Two Killed in Kazakhstan Suicide Car Blast
إقرأ هذا الخبر بالعربيةA blast tore through a car Tuesday outside a security service building in the capital of Kazakhstan, killing two people in the second such incident in the usually stable Central Asian nation in a week.
Initial reports attributed the blast to a suicide bomber, but the ex-Soviet republic's interior ministry later played down the terror link.
The interior ministry said in a statement that two people died after a "spontaneous explosion" tore through the car.
"These circumstances point to the absence of signs that this was an act of terror," the ministry statement said.
Interior Minister Kalmukhanbet Kasymov later told reporters that "there is no evidence of their involvement in any religious or extremist organizations."
The blast coincided with a visit to Astana by Alexander Lukashenko, the authoritarian president of Belarus who is negotiating an emergency loan for his ex-Soviet state.
The blast went off early Tuesday morning on a square that includes a remand prison operated by the Committe of National Security (KNB), the country's main successor to the communist-era KGB.
But the square also has a train station, and Kazakh state media only referred to that building when telling the nation about the location of the blast.
The police also dismissed initial reports by the private Russian-based Interfax news agency that attributed the incident to a suicide bomber.

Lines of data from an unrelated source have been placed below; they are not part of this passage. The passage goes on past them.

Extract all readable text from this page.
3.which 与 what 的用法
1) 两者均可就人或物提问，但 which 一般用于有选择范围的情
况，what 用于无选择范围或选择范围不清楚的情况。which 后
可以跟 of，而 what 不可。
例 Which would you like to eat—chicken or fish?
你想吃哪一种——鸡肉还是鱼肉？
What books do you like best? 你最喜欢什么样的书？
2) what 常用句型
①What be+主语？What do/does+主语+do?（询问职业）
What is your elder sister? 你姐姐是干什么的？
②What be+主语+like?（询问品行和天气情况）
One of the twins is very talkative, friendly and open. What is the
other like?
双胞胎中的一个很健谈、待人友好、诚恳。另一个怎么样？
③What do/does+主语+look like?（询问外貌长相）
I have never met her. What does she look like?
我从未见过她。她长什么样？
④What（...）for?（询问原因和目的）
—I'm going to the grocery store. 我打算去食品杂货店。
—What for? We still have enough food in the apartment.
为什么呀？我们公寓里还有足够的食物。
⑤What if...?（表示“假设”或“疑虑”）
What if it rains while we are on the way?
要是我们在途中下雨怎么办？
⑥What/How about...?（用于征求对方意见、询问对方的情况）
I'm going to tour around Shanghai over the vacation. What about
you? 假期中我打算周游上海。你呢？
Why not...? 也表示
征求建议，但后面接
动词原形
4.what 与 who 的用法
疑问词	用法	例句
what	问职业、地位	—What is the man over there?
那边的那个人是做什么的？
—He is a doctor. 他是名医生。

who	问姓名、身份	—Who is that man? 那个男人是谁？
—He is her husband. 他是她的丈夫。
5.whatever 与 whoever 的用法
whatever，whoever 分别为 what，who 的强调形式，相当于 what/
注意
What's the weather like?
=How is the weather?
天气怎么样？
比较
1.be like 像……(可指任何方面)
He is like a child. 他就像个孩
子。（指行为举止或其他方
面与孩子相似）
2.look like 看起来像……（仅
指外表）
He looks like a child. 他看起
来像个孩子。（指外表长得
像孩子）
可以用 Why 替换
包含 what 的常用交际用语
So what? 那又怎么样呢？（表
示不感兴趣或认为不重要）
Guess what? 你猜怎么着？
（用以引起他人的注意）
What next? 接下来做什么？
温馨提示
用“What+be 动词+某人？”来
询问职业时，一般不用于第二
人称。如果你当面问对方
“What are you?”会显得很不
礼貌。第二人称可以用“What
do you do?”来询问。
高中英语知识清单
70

The blast came just a week after a suicide bombing outside the headquarters of the security service in the northwestern Kazakh city of Aktobe, which wounded three people including a member of the security services.
Such attacks had until now been rare in Kazakhstan, the most stable and prosperous of the Central Asian republics, whose vast mineral wealth has been overseen since the Soviet era by President Nursultan Nazarbayev.
The veteran leader won an overwhelming re-election last month that was once again criticized by observers from the Organization for Security and Cooperation in Europe, which has never recognized a Kazakh election as fair.
Nazarbayev has nevertheless enjoyed broad public support, fostering a business-friendly economic environment and building warm ties with both Russia and China as well as the United States.
The country's parliament, which includes only members of the ruling party, recently passed a draft law allowing Kazakh servicemen to join the international coalition in Afghanistan.
A top U.S. embassy official in Astana said Monday that the move should not directly threaten Kazakh security, but warned of the continuing dangers posed by the Taliban.
"I think that all countries that participate in the anti-terrorist struggle, whether they are directly involved in Afghanistan or not, are at some risk," U.S. Charge d'Affaires John Ordway said in comments released by the embassy.
"And frankly, Kazakhstan and Central Asia face a much bigger threat from the Taliban than even the United States does," he said.